Way back for the Fourth of July, I was charged with making apple pies for our “cookout” (indoors, with air conditioning). This was also when I learned that the Bronx is apparently secretly obsessed with pies?
I used a recipe recommended by these fine people, Grandma Opel’s apple pie. It’s somewhat nontraditional in that you make fill the pie just with apples and add the latice crust, then pour a syrup over the whole thing. The recipe claims it’s for 1 9″ pie, which I doubled, and then made 3 pie shells (in slightly small pans but they claimed to be 9″), but, slicing the apples very thinly and mounding them as high as I could in the pie shells, I only used 10 (out of a prescribed 14-16) apples. Granny Smiths are the best of course. Peeling, coring, and slicing them takes way longer than I thought – add some lemon juice to the sliced apples to prevent them browning before you’re done cutting up all the rest.
Bonus: a pie crust recipe. This nominally makes two 11″ (um, I think?) crusts with a little left over (which you will naturally cut into strips, butter, sprinkle with sugar and cinnamon, roll up, bake, and consume with great rejoicing), but remember for each apple pie you need a double crust.
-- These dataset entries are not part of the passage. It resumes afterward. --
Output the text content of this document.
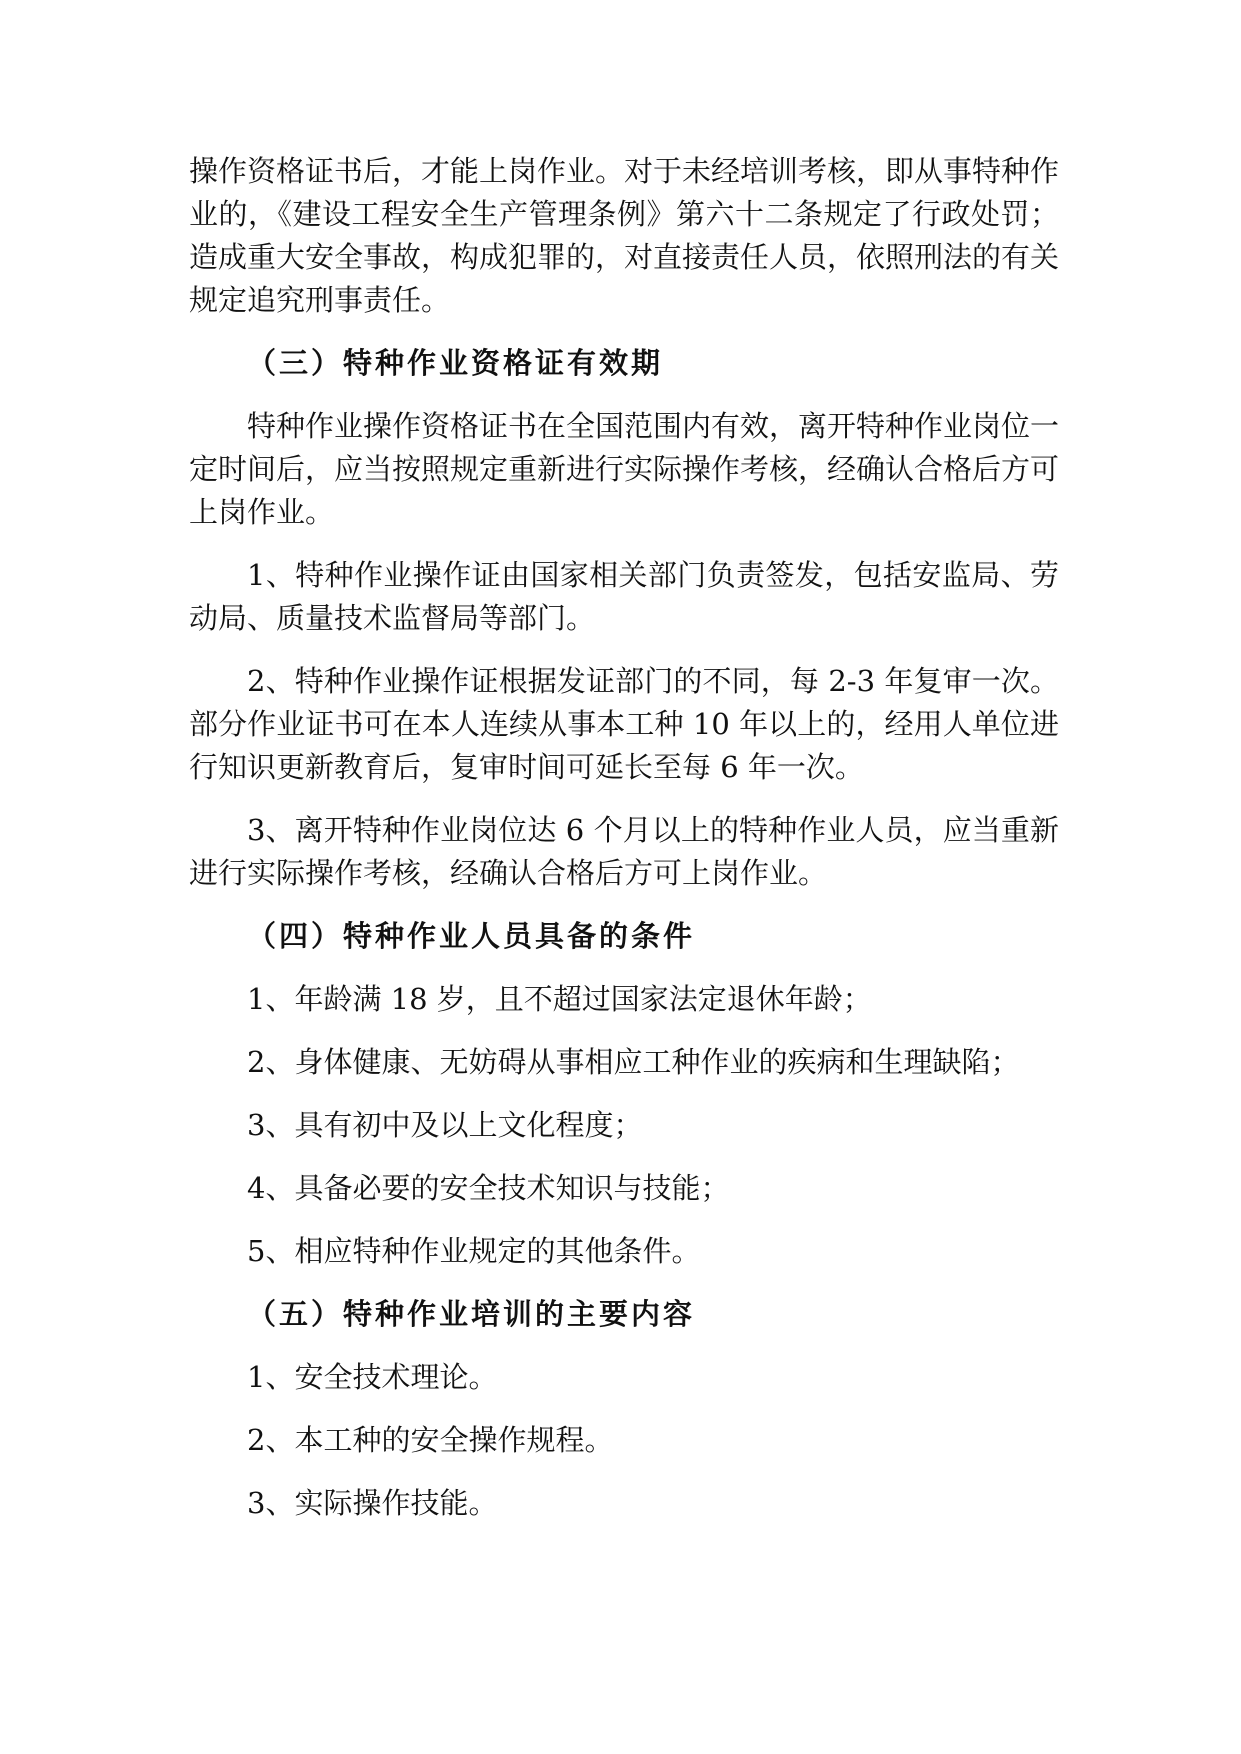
操作资格证书后，才能上岗作业。对于未经培训考核，即从事特种作业的，《建设工程安全生产管理条例》第六十二条规定了行政处罚；造成重大安全事故，构成犯罪的，对直接责任人员，依照刑法的有关规定追究刑事责任。

（三）特种作业资格证有效期

特种作业操作资格证书在全国范围内有效，离开特种作业岗位一定时间后，应当按照规定重新进行实际操作考核，经确认合格后方可上岗作业。

1、特种作业操作证由国家相关部门负责签发，包括安监局、劳动局、质量技术监督局等部门。

2、特种作业操作证根据发证部门的不同，每 2-3 年复审一次。部分作业证书可在本人连续从事本工种 10 年以上的，经用人单位进行知识更新教育后，复审时间可延长至每 6 年一次。

3、离开特种作业岗位达 6 个月以上的特种作业人员，应当重新进行实际操作考核，经确认合格后方可上岗作业。

（四）特种作业人员具备的条件

1、年龄满 18 岁，且不超过国家法定退休年龄；

2、身体健康、无妨碍从事相应工种作业的疾病和生理缺陷；

3、具有初中及以上文化程度；

4、具备必要的安全技术知识与技能；

5、相应特种作业规定的其他条件。

（五）特种作业培训的主要内容

1、安全技术理论。

2、本工种的安全操作规程。

3、实际操作技能。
I doubled the recipe and it worked just about perfectly for my three 9″ pies.
2 c flour
1/2 t salt
1/2 c chilled butter cut into 1/2″ bits
3 Tbs chilled vegetable shortening
5 Tbs cold water
At this point my ancestral recipe says, “Mix as for pie crust.” The point of the operation is to mix in the butter without melting it, so that when you bake it, delicious flakes result, which is why you want to avoid handling the dough and make it using ice water. Using a pastry blender or two knives, cut in half the butter till it has the texture of cornmeal. Cut in the other half of the butter and the shortening until the size of small peas. Then make 5 small wells in the dry ingredients. Pour 1 Tbs of cold water into a well and mix it into the surrounding dry ingredients; repeat for each well/Tbs of water. Stir or squash with hands till all is just incorporated, divide according to the number of pie crusts you wish to produce, then roll out, handling as little as possible, to about 1/8″ thick (but if you can get it this thin you have my eternal admiration). Fold into quarters to transfer to the pie pan.